We’ve survived teaching all three of our kids how to drive. And I’m proud to say that, clearly, we lived to tell the tale, although I do remember thinking to myself several times, “This is really stupid. There are people who do this for a living. Why don’t we hire one of them? At least then someone in this family will survive.” I might not have survived my own driving lessons, however, had my mother continued attempting to teach me. In my case, had you asked me before our kids were ready to get behind the wheel, my answer to “Should your mother teach you how to drive?” would have been a resounding “Hell, no!”

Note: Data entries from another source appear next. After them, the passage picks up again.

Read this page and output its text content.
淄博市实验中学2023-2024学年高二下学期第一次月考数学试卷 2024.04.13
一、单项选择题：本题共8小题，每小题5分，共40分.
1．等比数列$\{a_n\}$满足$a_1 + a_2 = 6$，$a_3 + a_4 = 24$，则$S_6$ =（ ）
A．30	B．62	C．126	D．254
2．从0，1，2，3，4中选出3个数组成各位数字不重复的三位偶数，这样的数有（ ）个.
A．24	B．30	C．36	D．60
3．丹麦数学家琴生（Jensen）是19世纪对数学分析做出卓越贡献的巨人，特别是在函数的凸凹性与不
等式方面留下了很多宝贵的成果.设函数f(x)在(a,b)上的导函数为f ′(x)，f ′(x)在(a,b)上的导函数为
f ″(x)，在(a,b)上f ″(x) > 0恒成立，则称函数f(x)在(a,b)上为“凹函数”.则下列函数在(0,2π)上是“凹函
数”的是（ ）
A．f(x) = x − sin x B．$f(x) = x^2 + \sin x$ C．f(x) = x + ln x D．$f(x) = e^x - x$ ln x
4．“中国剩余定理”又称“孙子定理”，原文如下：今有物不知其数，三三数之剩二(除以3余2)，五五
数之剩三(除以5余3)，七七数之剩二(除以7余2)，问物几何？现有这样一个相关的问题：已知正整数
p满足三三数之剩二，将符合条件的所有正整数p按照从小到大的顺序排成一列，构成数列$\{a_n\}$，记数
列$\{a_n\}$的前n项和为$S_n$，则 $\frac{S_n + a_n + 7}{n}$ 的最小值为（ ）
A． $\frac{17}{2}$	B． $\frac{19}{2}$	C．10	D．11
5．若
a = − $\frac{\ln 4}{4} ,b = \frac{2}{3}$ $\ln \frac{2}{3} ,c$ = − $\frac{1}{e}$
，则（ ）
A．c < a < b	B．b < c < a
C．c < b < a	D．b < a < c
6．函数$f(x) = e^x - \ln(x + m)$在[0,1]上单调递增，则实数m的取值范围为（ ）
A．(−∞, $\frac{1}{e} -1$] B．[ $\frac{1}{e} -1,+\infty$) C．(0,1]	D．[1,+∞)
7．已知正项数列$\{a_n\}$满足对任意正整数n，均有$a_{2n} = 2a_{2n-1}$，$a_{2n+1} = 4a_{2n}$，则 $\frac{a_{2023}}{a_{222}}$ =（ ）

A little background: when I grew up, the state of New Jersey required you to be 17 to get your learner’s permit. Incredibly, there was no restriction on when you could return to take your road test and get your actual license; the minimum timeframe was determined by the timing of the next available appointment. Back then, it generally took about six weeks, which means that the average 17-year-old had a glorious six weeks of practice before being set free to drive a 2,500-pound death machine. Theoretically, you could have gotten your license with one day of practice, assuming someone else canceled and you passed the road test.
We Arrive at the DMV
There I was, 17 years old and at the DMV with my mother. Since I’d already been to college orientation, I was feeling (and acting) even bigger for my britches than the average 17-year-old. Permit in hand, I got in the driver’s seat to drive us the 20 minutes home. Note that this drive home included highway driving (!!!). Picture getting on the highway with a complete novice behind the wheel; my mother probably should have won a Purple Heart just for that. Her bravery, of course, is well-documented; recall that she was the woman behind the Seam Ripper Incident.

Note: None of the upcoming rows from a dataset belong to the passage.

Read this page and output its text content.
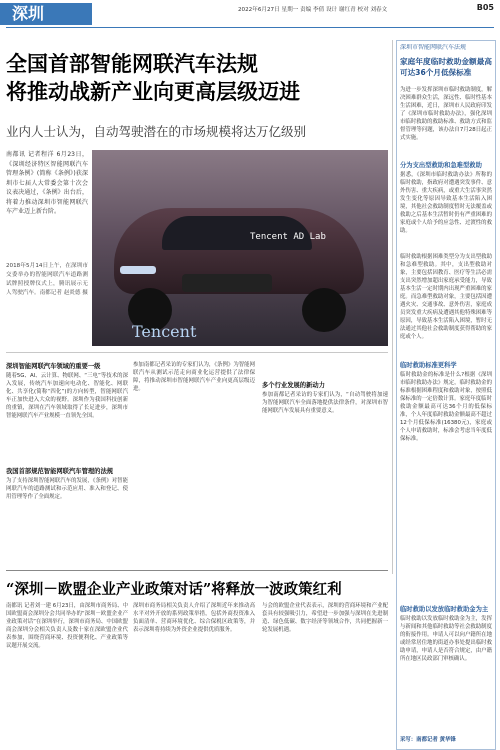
深圳	2022年6月27日 星期一 责编 李倩 设计 谢红青 校对 刘春文	B05
全国首部智能网联汽车法规
将推动战新产业向更高层级迈进
业内人士认为，自动驾驶潜在的市场规模将达万亿级别
南都讯 记者程洋 6月23日，《深圳经济特区智能网联汽车管理条例》(简称《条例》)获深圳市七届人大常委会第十次会议表决通过，《条例》出台后，将着力推动深圳市智能网联汽车产业迈上新台阶。
2018年5月14日上午，在深圳市交委举办的智能网联汽车道路测试牌照授牌仪式上，腾讯展示无人驾驶汽车。南都记者 赵炎德 摄
Tencent AD Lab
Tencent
深圳市智能网联汽车法规
家庭年度临时救助金额最高可达36个月低保标准
为进一步发挥深圳市临时救助制度，解决困难群众生活，深远性、临时性基本生活困难，近日，深圳市人民政府印发了《深圳市临时救助办法》，强化深圳市临时救助的救助标准、救助方式和监督管理等问题，该办法自7月28日起正式实施。
分为支出型救助和急难型救助
据悉，《深圳市临时救助办法》所称的临时救助，指政府对遭遇突发事件、意外伤害、重大疾病，或重大生活事突然发生变化等原因导致基本生活陷入困境，其他社会救助制度暂时无法覆盖或救助之后基本生活暂时仍有严重困难的家庭或个人给予的应急性、过渡性的救助。
临时救助根据困难类型分为支出型救助和急难型救助。其中，支出型救助对象，主要包括因教育、医疗等生活必需支出突然增加超出家庭承受能力，导致基本生活一定时期内出现严重困难的家庭。而急难型救助对象，主要包括因遭遇火灾、交通事故、意外伤害，家庭成员突发重大疾病及遭遇其他特殊困难等原因，导致基本生活陷入困境，暂时无法通过其他社会救助制度获得帮助的家庭或个人。
临时救助标准更科学
临时救助金的标准是什么?根据《深圳市临时救助办法》规定，临时救助金的标准根据困难程度和救助对象，按照低保标准的一定倍数计算。家庭年度临时救助金额最高可达36个月的低保标准，个人年度临时救助金额最高不超过12个月低保标准(16380元)，家庭或个人申请救助时，标准会考虑当年度低保标准。
临时救助以发放临时救助金为主
临时救助以发放临时救助金为主，发挥与新闻和其他临时救助等社会救助制度的衔接作用。申请人可以向户籍所在地或经常居住地的街道办事处提出临时救助申请，申请人是否符合规定，由户籍所在地区民政部门审核确认。
采写：南都记者 黄华锋
深圳智能网联汽车领域的重要一级
随着5G、AI、云计算、物联网、“三电”等技术的深入发展，传统汽车加速向电动化、智能化、网联化、共享化(简称“四化”)的方向转型，智能网联汽车正加快进入大众的视野。深圳作为我国科技创新的重镇，深圳在汽车领域取得了长足进步，深圳市智能网联汽车产业规模一直领先全国。
我国首部规范智能网联汽车管理的法规
为了支持深圳智能网联汽车的发展，《条例》对智能网联汽车的道路测试和示范应用、准入和登记、使用管理等作了全面规定。
参加南都记者采访的专家们认为，《条例》为智能网联汽车从测试示范走向商业化运营提供了法律保障，将推动深圳市智能网联汽车产业向更高层级迈进。	多个行业发展的新动力
参加南都记者采访的专家们认为，“自动驾驶将加速为智能网联汽车全面落地提供法律条件，对深圳市智能网联汽车发展具有重要意义。
“深圳－欧盟企业产业政策对话”将释放一波政策红利
南都讯 记者刘一建 6月23日，由深圳市商务局、中国欧盟商会深圳分会共同举办的“深圳－欧盟企业产业政策对话”在深圳举行，深圳市商务局、中国欧盟商会深圳分会相关负责人及数十家在深欧盟企业代表参加，围绕营商环境、投资便利化、产业政策等议题开展交流。
深圳市商务局相关负责人介绍了深圳近年来推动高水平对外开放的系列政策举措，包括外商投资准入负面清单、营商环境优化、综合保税区政策等，并表示深圳将持续为外资企业提供优质服务。
与会的欧盟企业代表表示，深圳的营商环境和产业配套具有较强吸引力，希望进一步加强与深圳在先进制造、绿色低碳、数字经济等领域合作，共同把握新一轮发展机遇。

Given this entire scenario, from my seam-ripping mother handing me the keys to the absurdity, in hindsight, of the way the state awarded our licenses, it’s remarkable that things went “as well” as they did. Luckily, at least, it was daylight. According to the National Safety Council, “…night driving substantially increases risk for teens. It is an incredibly dangerous time for them to drive. Mile for mile, 16 and 17-year-old drivers are about three times as likely to be involved in a fatal car crash at night than during the day—and they don’t have to be out super late.”
Your Mother May Substantially Increase Your Risk
I’m here to argue that point. I’d wager that “driving with your mother substantially increases risk for teens.” We fought – about my driving! – the entire way home, including while I was going 60 mph on the Garden State Parkway. She shrieked. I pouted. She threw her arm in front of me to stop the crash she imagined was imminent. I shrieked.
And on, and on…20 minutes of two shrieking Greeks barreling down the road. How no one was killed or injured, I don’t know.
We walked in the house, shaken but uninjured. My mother turned to me and said, “That is the LAST time I get in a car with you until you have your license!”
“Good!” I retorted.
I found other people to teach me how to drive. Mostly, they were teenage boys, which might explain my driving style.
Should Your Mother Teach You How to Drive?
Given my own PTSD, earned at the hands of both my mother and my kids, I’m going to say “no.” There are professionals who do this for a living. Clearly, they have nerves of steel, and I bet they’re worth every penny. So, in the end, I have to agree with Sheila Dunn, writing for Scary Mommy in “Why I Won’t Teach My Teen to Drive.”